Thirty-five-year-old In-N-Out owner and president Lynsi Snyder became one of the youngest billionaires in the U.S. earlier this year when she received the remaining half of the company’s shares, all of which has been valued around $1.3 billion. For more on how In-N-Out continues to earn cult status among obsessed customers.
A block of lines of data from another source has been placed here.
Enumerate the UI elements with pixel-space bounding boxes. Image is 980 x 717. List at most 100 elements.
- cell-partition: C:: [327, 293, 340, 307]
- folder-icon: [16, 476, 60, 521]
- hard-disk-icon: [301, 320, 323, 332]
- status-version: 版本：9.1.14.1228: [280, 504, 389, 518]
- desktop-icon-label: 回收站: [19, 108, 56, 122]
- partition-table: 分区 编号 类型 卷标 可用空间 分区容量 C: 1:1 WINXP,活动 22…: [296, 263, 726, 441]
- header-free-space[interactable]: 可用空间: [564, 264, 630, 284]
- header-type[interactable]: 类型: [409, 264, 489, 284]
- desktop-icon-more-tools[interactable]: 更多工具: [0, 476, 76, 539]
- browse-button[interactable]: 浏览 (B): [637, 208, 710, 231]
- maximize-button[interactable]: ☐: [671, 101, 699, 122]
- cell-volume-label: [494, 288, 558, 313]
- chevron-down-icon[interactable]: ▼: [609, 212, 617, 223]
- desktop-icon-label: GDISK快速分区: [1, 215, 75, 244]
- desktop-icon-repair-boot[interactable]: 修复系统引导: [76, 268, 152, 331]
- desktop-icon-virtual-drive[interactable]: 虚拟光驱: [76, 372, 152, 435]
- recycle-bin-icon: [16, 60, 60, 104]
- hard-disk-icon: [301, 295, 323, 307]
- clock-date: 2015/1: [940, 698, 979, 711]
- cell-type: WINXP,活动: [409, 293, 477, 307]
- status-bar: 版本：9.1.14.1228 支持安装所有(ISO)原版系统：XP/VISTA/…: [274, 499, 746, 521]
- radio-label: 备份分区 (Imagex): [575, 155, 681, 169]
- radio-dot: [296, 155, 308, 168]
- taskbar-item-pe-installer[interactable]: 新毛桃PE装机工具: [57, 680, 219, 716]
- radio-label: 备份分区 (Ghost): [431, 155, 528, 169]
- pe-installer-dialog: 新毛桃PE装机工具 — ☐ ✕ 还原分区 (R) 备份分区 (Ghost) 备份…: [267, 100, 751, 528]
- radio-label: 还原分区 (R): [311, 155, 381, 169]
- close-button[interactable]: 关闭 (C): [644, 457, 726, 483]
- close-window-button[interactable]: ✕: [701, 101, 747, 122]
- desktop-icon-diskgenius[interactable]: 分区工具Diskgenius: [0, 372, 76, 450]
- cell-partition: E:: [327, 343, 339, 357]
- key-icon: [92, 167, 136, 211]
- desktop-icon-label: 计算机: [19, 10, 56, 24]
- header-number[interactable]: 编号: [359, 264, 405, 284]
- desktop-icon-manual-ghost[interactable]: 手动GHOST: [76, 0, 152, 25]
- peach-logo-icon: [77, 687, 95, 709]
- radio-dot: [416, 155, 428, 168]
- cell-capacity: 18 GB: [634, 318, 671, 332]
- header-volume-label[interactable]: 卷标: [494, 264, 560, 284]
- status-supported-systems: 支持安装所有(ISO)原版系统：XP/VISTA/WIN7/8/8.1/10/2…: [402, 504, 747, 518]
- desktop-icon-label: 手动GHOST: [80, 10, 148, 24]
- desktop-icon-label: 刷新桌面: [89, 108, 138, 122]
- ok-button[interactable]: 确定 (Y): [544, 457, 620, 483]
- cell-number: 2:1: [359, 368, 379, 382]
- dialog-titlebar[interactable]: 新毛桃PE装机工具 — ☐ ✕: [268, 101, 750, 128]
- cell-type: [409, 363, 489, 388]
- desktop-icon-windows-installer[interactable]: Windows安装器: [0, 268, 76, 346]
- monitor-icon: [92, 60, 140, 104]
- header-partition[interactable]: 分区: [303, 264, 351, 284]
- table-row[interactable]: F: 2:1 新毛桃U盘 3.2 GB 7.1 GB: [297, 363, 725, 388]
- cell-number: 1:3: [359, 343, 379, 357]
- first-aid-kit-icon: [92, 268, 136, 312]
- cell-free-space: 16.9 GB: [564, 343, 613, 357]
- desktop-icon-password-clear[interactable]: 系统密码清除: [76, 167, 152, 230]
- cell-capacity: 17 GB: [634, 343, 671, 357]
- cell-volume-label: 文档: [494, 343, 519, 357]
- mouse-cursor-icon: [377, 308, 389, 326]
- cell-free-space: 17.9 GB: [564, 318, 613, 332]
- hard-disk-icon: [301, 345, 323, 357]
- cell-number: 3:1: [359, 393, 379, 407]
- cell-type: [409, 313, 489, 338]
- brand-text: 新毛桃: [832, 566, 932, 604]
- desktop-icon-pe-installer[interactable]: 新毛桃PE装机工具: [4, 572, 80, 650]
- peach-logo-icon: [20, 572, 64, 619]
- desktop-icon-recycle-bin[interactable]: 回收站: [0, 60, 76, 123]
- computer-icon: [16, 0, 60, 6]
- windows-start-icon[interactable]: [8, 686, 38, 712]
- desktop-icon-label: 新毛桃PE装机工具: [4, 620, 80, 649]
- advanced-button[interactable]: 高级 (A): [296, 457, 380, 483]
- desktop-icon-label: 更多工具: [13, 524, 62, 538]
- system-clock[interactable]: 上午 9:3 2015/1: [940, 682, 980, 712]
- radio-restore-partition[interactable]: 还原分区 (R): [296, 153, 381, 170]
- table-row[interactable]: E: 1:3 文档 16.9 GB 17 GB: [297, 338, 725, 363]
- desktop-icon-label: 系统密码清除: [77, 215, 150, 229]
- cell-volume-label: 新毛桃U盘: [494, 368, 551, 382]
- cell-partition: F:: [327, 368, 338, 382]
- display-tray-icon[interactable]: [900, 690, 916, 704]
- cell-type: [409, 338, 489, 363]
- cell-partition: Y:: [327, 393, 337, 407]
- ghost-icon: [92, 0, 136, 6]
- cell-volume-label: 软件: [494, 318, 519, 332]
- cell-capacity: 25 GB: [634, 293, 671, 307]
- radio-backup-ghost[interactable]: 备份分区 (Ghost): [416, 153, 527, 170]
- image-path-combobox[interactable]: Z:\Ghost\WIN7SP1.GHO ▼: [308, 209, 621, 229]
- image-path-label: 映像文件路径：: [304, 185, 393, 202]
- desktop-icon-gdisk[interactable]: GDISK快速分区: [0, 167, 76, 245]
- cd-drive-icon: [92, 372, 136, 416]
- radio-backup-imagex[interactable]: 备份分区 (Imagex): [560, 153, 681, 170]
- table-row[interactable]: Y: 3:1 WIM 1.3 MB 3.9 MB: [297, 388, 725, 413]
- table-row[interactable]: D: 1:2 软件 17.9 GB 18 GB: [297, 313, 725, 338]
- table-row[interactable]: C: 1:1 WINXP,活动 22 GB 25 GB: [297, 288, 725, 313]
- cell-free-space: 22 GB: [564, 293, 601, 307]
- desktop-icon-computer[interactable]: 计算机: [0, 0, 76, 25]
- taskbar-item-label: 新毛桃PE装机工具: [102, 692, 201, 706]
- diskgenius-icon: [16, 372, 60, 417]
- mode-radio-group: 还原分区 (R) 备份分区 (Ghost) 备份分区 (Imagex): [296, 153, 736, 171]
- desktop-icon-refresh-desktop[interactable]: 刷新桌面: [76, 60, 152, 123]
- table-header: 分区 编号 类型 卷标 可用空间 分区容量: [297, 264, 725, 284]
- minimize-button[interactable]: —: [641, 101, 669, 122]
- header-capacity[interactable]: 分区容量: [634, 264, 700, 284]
Baskin-Robbins has the lowest AUV of any brand on the QSR 50, but that hasn’t stopped the Dunkin’ Brand from slowly growing on the backs of its ever-rotating list of ice cream and cake flavors.


McAlister’s Deli

The FOCUS-owned fast casual crossed the 400-unit mark and continues to expand its reach across the U.S. Paul Macaluso took over as president in December.


Noodles & Company

One of the fast-casual originators has fallen on hard times. The company suffered a security breach last summer and earlier this year announced that it would close 55 under-performing stores.


Auntie Anne’s

The pretzel purveyor is a known staple in the U.S. and 28 other countries, but hopes to further its presence abroad. Along with sister FOCUS brand Cinnabon, Auntie Anne’s announced intentions to aggressively expand internationally, including in China.


Captain D’s

The lone seafood concept on the QSR 50 is slowly building its sales and expanding its geographic reach. Its Captain D-Lites menu of options 500 calories or less offers an appealing draw for the health-conscious crowd.


Jamba Juice

In his year-end remarks on Jamba’s 2016 performance, president and CEO Dave Pace said the company plans to focus on “energizing the brand,” which included exiting “non-core businesses” like its JambaGo self-serve machines.